If you can clear the the confidence hurdle through some combination of clear-eyed reflection and prudent course design, I think teaching outside of your expertise often opens up a pedagogy with a different rhythm—it provides an unusual number of opportunities for learning alongside your students, which can be very exciting for everyone. What I have found useful in this sort of teaching:
- Be upfront with your students when the topic at hand is something you do not claim expertise in. Students often appreciate knowing that professors, too, have limitations. (This is often coded in terms of ‘relatability’ or ‘accessibility’ on student evaluations.)
- Resist allowing your anxiety about lack of expertise to push you into scripting your class sessions too thoroughly, and certainly resist the temptation to lapse into lecture. Areas in the curriculum where you have less expertise are great opportunities for in-class activities. (Asking colleagues for ideas regarding specific content can be very useful.)
- Try explicitly thematizing the fact that you are learning together: ask the students to bring to class a puzzlement regarding the material of the day. Have them list their puzzlements on the whiteboard, and include one of your own. See how many the students can solve adequately, working together, volunteer whatever answers you have, and then consult an expert on the rest.
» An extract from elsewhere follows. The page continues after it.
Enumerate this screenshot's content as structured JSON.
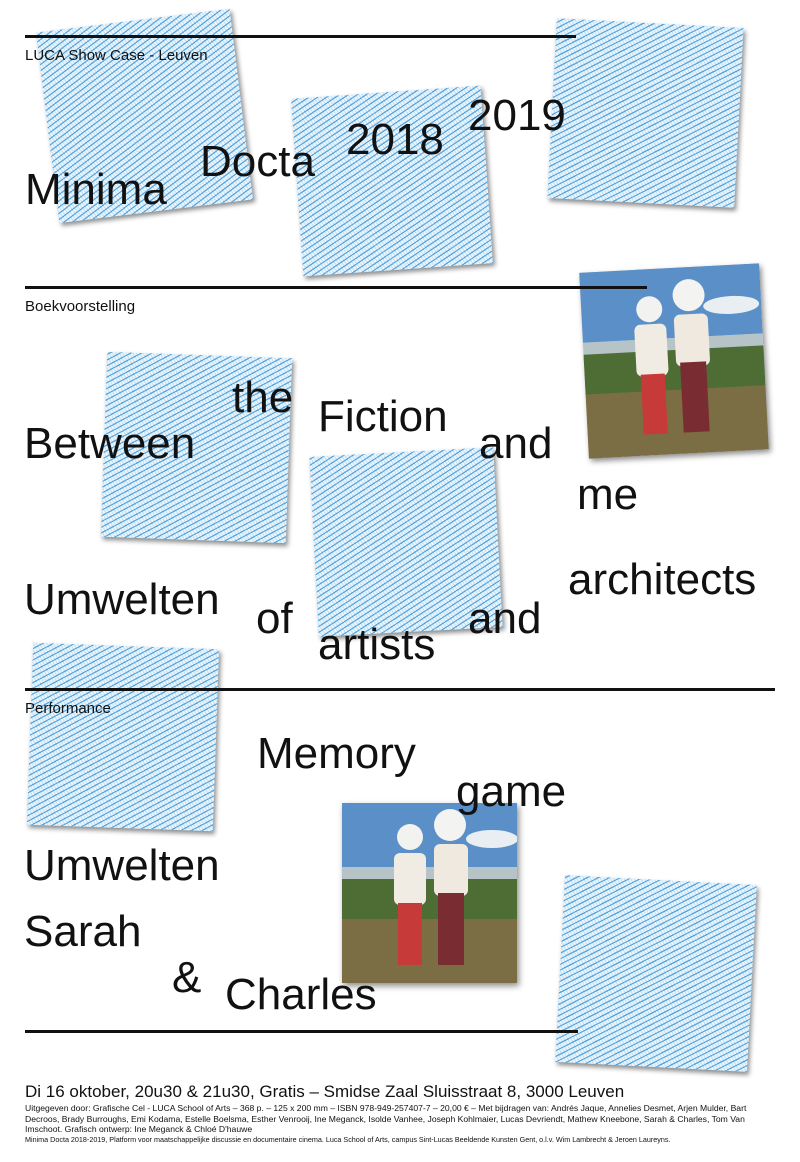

- Get comfortable with the response, “That’s a great question, and I don’t know the answer. But I will find out and get back to you.” Then do that. Modelling independent learning is great for students. I keep a small notebook in my handbag where I jot such questions down; I begin each class session with a quick review of the last session, and circle back to answer any questions that I left hanging during that review, acknowledging the student who posed the question by name.
- At least once during the semester, invite a colleague who is an expert to attend class, whether in person or by Skype. Assign your guest’s work to the students and ask her to discuss it with them, or arrange for a more informal question-and-answer session (using class time to compile a list of worthwhile questions in advance).